If he thought I was eating a single morsel of his food, he was crazy. I wouldn’t put it past him to sneak some kind of fancy sleeping pharmaceutical into my share so he could monopolize Tucker’s attention all morning.
I’d rather starve.
Parrish muttered under his breath—something about this cold-ass morning being not worth the babysitting exchange they’d had to do with Ava. Paul must have heard, because he shot him a look. Parrish held up his hands in surrender. “Fine. But you don’t want to be here any more than I do. Admit it.”
Paul opened his mouth—probably to agree—but Brooks stopped him. “Trust me. You want to be here for this.” Then he turned to me with a smarmy smirk on his face. “Oh look. It’s all couples. Me and Mal, Diesel and Parrish, Tucker and Carter, and you and my little Paul.”
I squinted at him. “I wouldn’t want to take your little Paul from you, dear brother. Maybe you and Mal could have a third and I’ll take Tuck.”
Brooks’s eyes twinkled. “Oh, but that would leave Carter all by his lonesome. No, I think Tuck and Carter are good. But I went ahead and called Jenn so you’d have someone to share your shad with.”
I got the feeling he wasn’t talking about my fishing lures. “Now I know you’re lying. Jenn doesn’t get up before the sun. Ever.”
“And you would know that, how?” Tuck asked sharply, turning to pierce me with those familiar brown eyes.
“Because I asked her once to do the morning feed at the farm and she politely declined,” I snapped. “And I’ll have you know it was when I was at your house cleaning up cotton candy and apple pie vomit when you went overboard at Thanksgiving, thank you very much.”
Unsurprisingly, Carter looked confused. “Who has cotton candy at Thanksgiving?”
Brooks and Diesel answered at the same time. “Licking Thicket tradition.”
“Sorry,” Tucker muttered.
“Whatever,” I responded.

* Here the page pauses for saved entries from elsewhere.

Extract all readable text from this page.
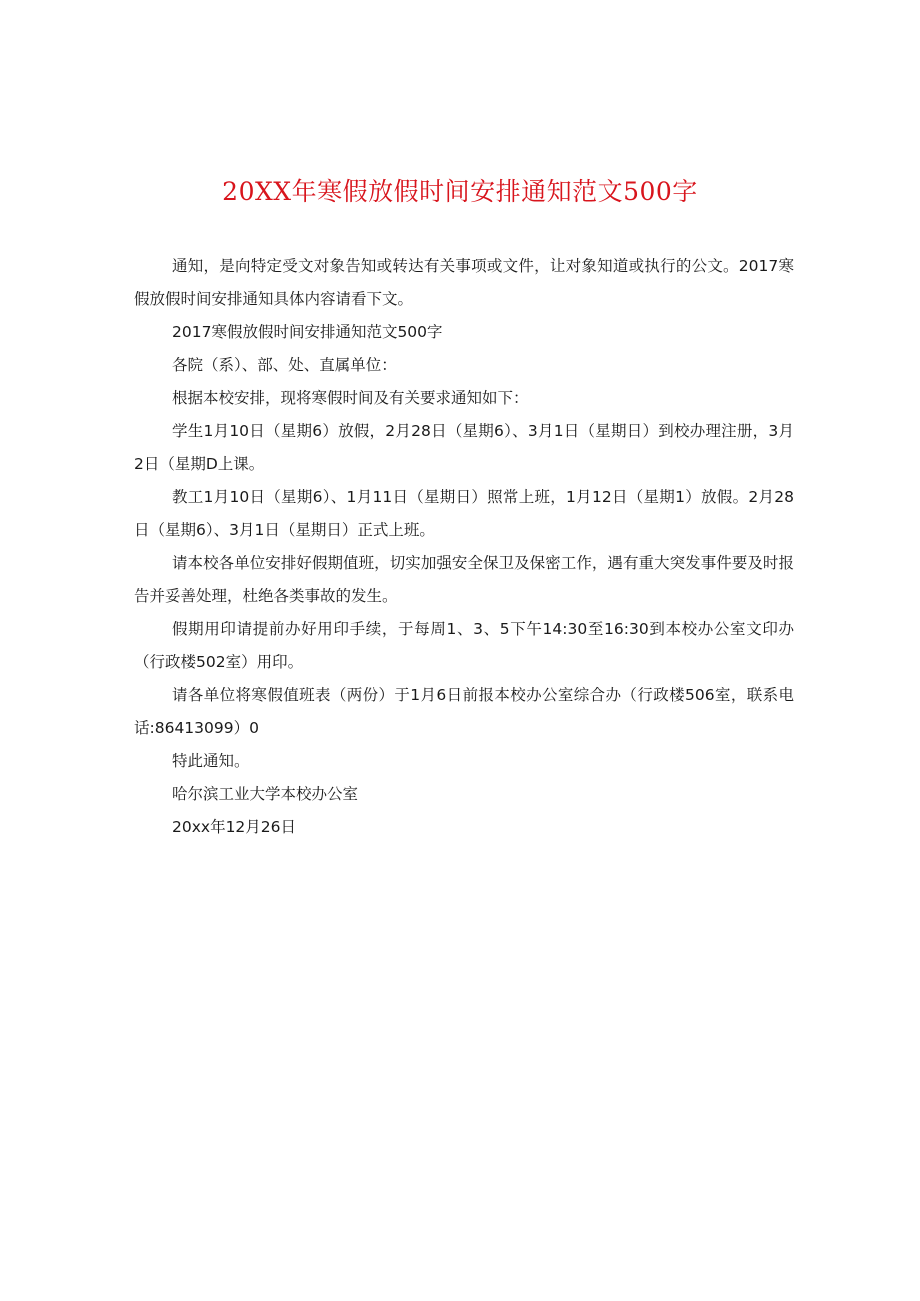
20XX年寒假放假时间安排通知范文500字

通知，是向特定受文对象告知或转达有关事项或文件，让对象知道或执行的公文。2017寒假放假时间安排通知具体内容请看下文。

2017寒假放假时间安排通知范文500字

各院（系）、部、处、直属单位：

根据本校安排，现将寒假时间及有关要求通知如下：

学生1月10日（星期6）放假，2月28日（星期6）、3月1日（星期日）到校办理注册，3月2日（星期D上课。

教工1月10日（星期6）、1月11日（星期日）照常上班，1月12日（星期1）放假。2月28日（星期6）、3月1日（星期日）正式上班。

请本校各单位安排好假期值班，切实加强安全保卫及保密工作，遇有重大突发事件要及时报告并妥善处理，杜绝各类事故的发生。

假期用印请提前办好用印手续，于每周1、3、5下午14:30至16:30到本校办公室文印办（行政楼502室）用印。

请各单位将寒假值班表（两份）于1月6日前报本校办公室综合办（行政楼506室，联系电话:86413099）0

特此通知。

哈尔滨工业大学本校办公室

20xx年12月26日
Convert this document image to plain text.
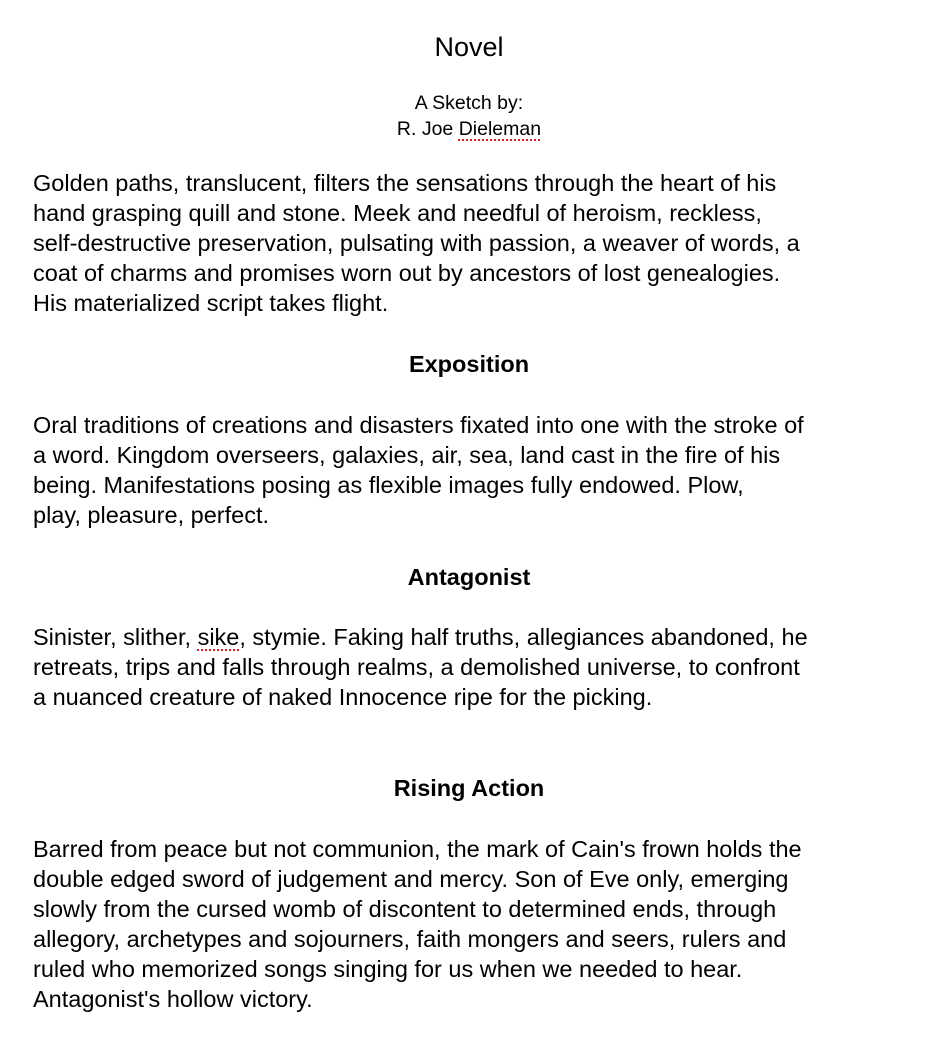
Novel
A Sketch by:
R. Joe Dieleman
Golden paths, translucent, filters the sensations through the heart of his
hand grasping quill and stone. Meek and needful of heroism, reckless,
self-destructive preservation, pulsating with passion, a weaver of words, a
coat of charms and promises worn out by ancestors of lost genealogies.
His materialized script takes flight.
Exposition
Oral traditions of creations and disasters fixated into one with the stroke of
a word. Kingdom overseers, galaxies, air, sea, land cast in the fire of his
being. Manifestations posing as flexible images fully endowed. Plow,
play, pleasure, perfect.
Antagonist
Sinister, slither, sike, stymie. Faking half truths, allegiances abandoned, he
retreats, trips and falls through realms, a demolished universe, to confront
a nuanced creature of naked Innocence ripe for the picking.
Rising Action
Barred from peace but not communion, the mark of Cain's frown holds the
double edged sword of judgement and mercy. Son of Eve only, emerging
slowly from the cursed womb of discontent to determined ends, through
allegory, archetypes and sojourners, faith mongers and seers, rulers and
ruled who memorized songs singing for us when we needed to hear.
Antagonist's hollow victory.
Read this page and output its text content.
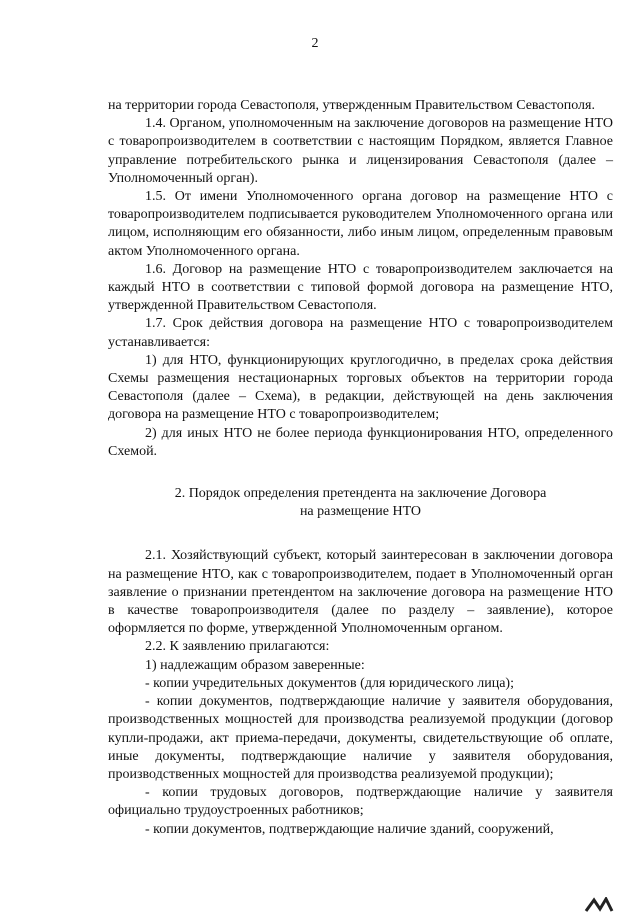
2

на территории города Севастополя, утвержденным Правительством Севастополя.

1.4. Органом, уполномоченным на заключение договоров на размещение НТО с товаропроизводителем в соответствии с настоящим Порядком, является Главное управление потребительского рынка и лицензирования Севастополя (далее – Уполномоченный орган).

1.5. От имени Уполномоченного органа договор на размещение НТО с товаропроизводителем подписывается руководителем Уполномоченного органа или лицом, исполняющим его обязанности, либо иным лицом, определенным правовым актом Уполномоченного органа.

1.6. Договор на размещение НТО с товаропроизводителем заключается на каждый НТО в соответствии с типовой формой договора на размещение НТО, утвержденной Правительством Севастополя.

1.7. Срок действия договора на размещение НТО с товаропроизводителем устанавливается:

1) для НТО, функционирующих круглогодично, в пределах срока действия Схемы размещения нестационарных торговых объектов на территории города Севастополя (далее – Схема), в редакции, действующей на день заключения договора на размещение НТО с товаропроизводителем;

2) для иных НТО не более периода функционирования НТО, определенного Схемой.

2. Порядок определения претендента на заключение Договора
на размещение НТО

2.1. Хозяйствующий субъект, который заинтересован в заключении договора на размещение НТО, как с товаропроизводителем, подает в Уполномоченный орган заявление о признании претендентом на заключение договора на размещение НТО в качестве товаропроизводителя (далее по разделу – заявление), которое оформляется по форме, утвержденной Уполномоченным органом.

2.2. К заявлению прилагаются:

1) надлежащим образом заверенные:

- копии учредительных документов (для юридического лица);

- копии документов, подтверждающие наличие у заявителя оборудования, производственных мощностей для производства реализуемой продукции (договор купли-продажи, акт приема-передачи, документы, свидетельствующие об оплате, иные документы, подтверждающие наличие у заявителя оборудования, производственных мощностей для производства реализуемой продукции);

- копии трудовых договоров, подтверждающие наличие у заявителя официально трудоустроенных работников;

- копии документов, подтверждающие наличие зданий, сооружений,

Because my maturity level was about the same as whoever the hell invented cranberry-flavored cotton candy and made it a Thicket tradition.
“Don’t whatever me,” Tucker said, lifting up his finger to shake it at me.
“Ladies,” Brooks interrupted, reaching out to lower Tuck’s finger as if calming a gunman. “We’re here to have a nice, relaxing morning of fish murder, so I’d appreciate everyone taking a deep breath and retracting the claws. Capisce? Thank you.”
I closed my eyes and sucked in a deep drag of early morning air. He was right. I didn’t want to fight with Tucker. I loved him. I wanted him to be happy. And I knew being here on this dock by the water made him happy.
The sound of warblers tweeting from the trees reminded me of how much I loved it out here too. This old wooden dock on the edge of Bull Lake was my favorite place on earth. When Gracie, Brooks, and I were little, our great-uncle used to bring us out to his old fishing cabin on Sunday afternoons. Gracie pretended to be a teenager by laying a towel out in the scrubby grass to get a suntan while Brooks and I begged Uncle Waylon to let us fish with him. He taught us everything he knew, but I was the only one who really took to it like he did.
Eventually, Gracie stopped coming with us, and Brooks fell more in love with Ava than with fish. Then it was just me for a long time. Long, quiet afternoons on the dock with Uncle Waylon and the sound of the birds, the lake water lapping against the shore, and the gentle hush of the wind in the trees. When Uncle Waylon passed on, he left the cabin to me. By then, I’d already started the farm, so I didn’t think I needed a place to myself.
But every time I came out here to get the place ready to put on the market, I fell back in love with it all over again. And when I started bringing Tucker here, I stopped thinking about selling it altogether.
It was part of me… of us, and I wasn’t going to let one cocky heart doctor ruin it.
I opened my eyes to see Brooks and Carter already unfolding the camp chairs at the wide end of the long dock. Diesel was placing the cooler at Parrish’s direction, and Mal was already sitting in one of the chairs with a giant fleece blanket wrapped around him. Tucker stood halfway down the dock looking back at me. A little line of worry creased his forehead.
“Sorry,” I mouthed.
He rolled his eyes but with a soft expression that made me let out a breath and drop my shoulders. It was going to be fine.
We all got set up and sorted with various rods, baits, and lures. Parrish asked a lot of questions of his husband but didn’t seem to actually care one way or the other. It was awfully sweet of him to pretend for Diesel’s sake because the man looked happy as a clam if clams liked teaching people how to kill their friends.